The best conferences for freelancers bring a mix of different opportunities to the table, from networking with other freelancers to helping you meet clients and enhancing your skills. Inc. notes that it’s important to evaluate the quality of an event and determine whether it’s the right fit for what you need at this stage in your career.
I’m not a natural networker. Given the choice, I’d rather stay in my office, writing by the fire. Mixing with strangers in a more than one-on-one setting generally gives me hives, and I’m not alone among many other freelancers who likely feel the same. But the realities of today’s market demand that you feel comfortable networking, connecting with potential clients and getting to know your peers. Conferences are one of the best venues for these practices, and they often allow you to tackle multiple goals at once.
Determine Your Budget
When thinking about your conference objectives, you’ll first want to consider your budget. Opportunities range from massive events with thousands of attendees that will cost you a few hundred dollars to semiprivate events with tuition in the thousands. Each year, I look at my cash flow from the previous year and my projected income for the year ahead, so I can set aside a professional development budget. The majority of that money goes toward covering participation in conferences.

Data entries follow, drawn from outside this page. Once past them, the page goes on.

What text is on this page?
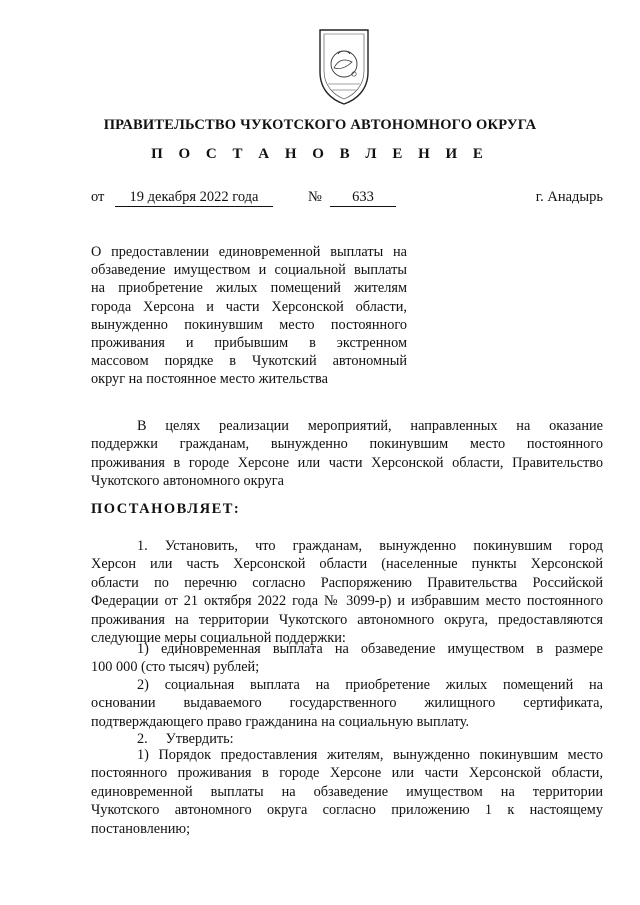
ПРАВИТЕЛЬСТВО ЧУКОТСКОГО АВТОНОМНОГО ОКРУГА
П О С Т А Н О В Л Е Н И Е
от	19 декабря 2022 года	№	633	г. Анадырь
О предоставлении единовременной выплаты на
обзаведение имуществом и социальной выплаты
на приобретение жилых помещений жителям
города Херсона и части Херсонской области,
вынужденно покинувшим место постоянного
проживания и прибывшим в экстренном
массовом порядке в Чукотский автономный
округ на постоянное место жительства
В целях реализации мероприятий, направленных на оказание
поддержки гражданам, вынужденно покинувшим место постоянного
проживания в городе Херсоне или части Херсонской области, Правительство
Чукотского автономного округа
ПОСТАНОВЛЯЕТ:
1. Установить, что гражданам, вынужденно покинувшим город
Херсон или часть Херсонской области (населенные пункты Херсонской
области по перечню согласно Распоряжению Правительства Российской
Федерации от 21 октября 2022 года № 3099-р) и избравшим место постоянного
проживания на территории Чукотского автономного округа, предоставляются
следующие меры социальной поддержки:
1) единовременная выплата на обзаведение имуществом в размере
100 000 (сто тысяч) рублей;
2) социальная выплата на приобретение жилых помещений на
основании выдаваемого государственного жилищного сертификата,
подтверждающего право гражданина на социальную выплату.
2.     Утвердить:
1) Порядок предоставления жителям, вынужденно покинувшим место
постоянного проживания в городе Херсоне или части Херсонской области,
единовременной выплаты на обзаведение имуществом на территории
Чукотского автономного округа согласно приложению 1 к настоящему
постановлению;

Once you have insight into what you can spend, you can evaluate your options. On the budget side, don’t forgot that in addition to workshops and conference attendance fees, you may also need to cover lodging, travel, food and other expenses — as well as factor in time away from work or accommodations (such as childcare), which will allow you to make up that work in the evening or on a weekend.
Focus on Your Stage of Business
As with many areas of your freelance business, what you’re hoping to get out of conferences will evolve as your business grows. For example, very early on — in fact, even before I took the leap to freelancing full-time — I heavily invested in conferences with a strong learning angle. There were several areas I identified as important to my future trajectory: SEO, social media and writing for the web. I attended a range of different conferences that included detailed workshops and sessions providing the latest information on these topics.
Today, while conferences help me stay up to date in my field, I’m more focused on attending events that allow me to network with other freelancers or connect with prospective clients. I measure return on investment (ROI) in terms of conferences that help me grow my relationships or win new business. Learning is still important, but it’s only one component. One exception is an event you can attend to learn a whole new skill, which may launch a new service line for your business. I spent several hundred dollars to attend a deep dive training into video script writing, which proved to be a valuable addition to my skill set and added thousands to my bottom line.
Assess What’s Right for You
To bring it all together, there are three things you should think about when evaluating a specific conference:
- How much it will cost you to attend, including registration fees, travel and other expenses?
- What’s your primary goal this year? For example, are you interested in expanding your skill set or meeting new clients in a certain niche, and can this conference help you achieve that goal?
- When you compare your goals to the expenditure for the conference, does the potential output make sense for the investment?
Consider an example: If your goal is to learn how to use a new Adobe product so you can expand your design services, a $995 hands-on workshop that will get you to intermediate level and allow you to immediately start working for clients makes sense. If you’re a mid-level designer thinking about how to develop a steady stream of potential clients, that workshop makes less sense. A general conference might not even be the right choice, unless it offers an event allowing attendees to pitch their services to a number of potential clients. ROI comes down to value generated for dollars spent, as well as knowledge and contacts gained.
Ultimately, some of the best conferences for freelancers will gain you ROI beyond your plan. These can take the shape of a freelance friend who refers you for gigs time and again, your creative well-being replenished or a niche coming into your life you never considered. In others, your ROI calculations will be more mercenary: If you spend $500 on a conference, you expect to make at least three times that amount from business secured there. Take the time to plan your conference season with your professional goals, business plans and creative interests all on the table, and then determine what’s possible with your budget and time.
If you’ve attended the same conferences with the same people year after year, consider shaking things up. As your needs change in different phases of your business development, it’s important to have variety in the conferences you attend. An established writer might benefit one year from meeting other writers and forming a community for feedback. Another year might be the time to whet their tools and refresh their writing with new approaches, niches and tools. Finally, in another year, it’s time to be ruthless in pursuit of new opportunities to keep the business growing.
Continuously ask what you want to achieve and why you think this event can deliver. This type of introspection will connect you with the learning and business opportunities that can really grow your freelance business.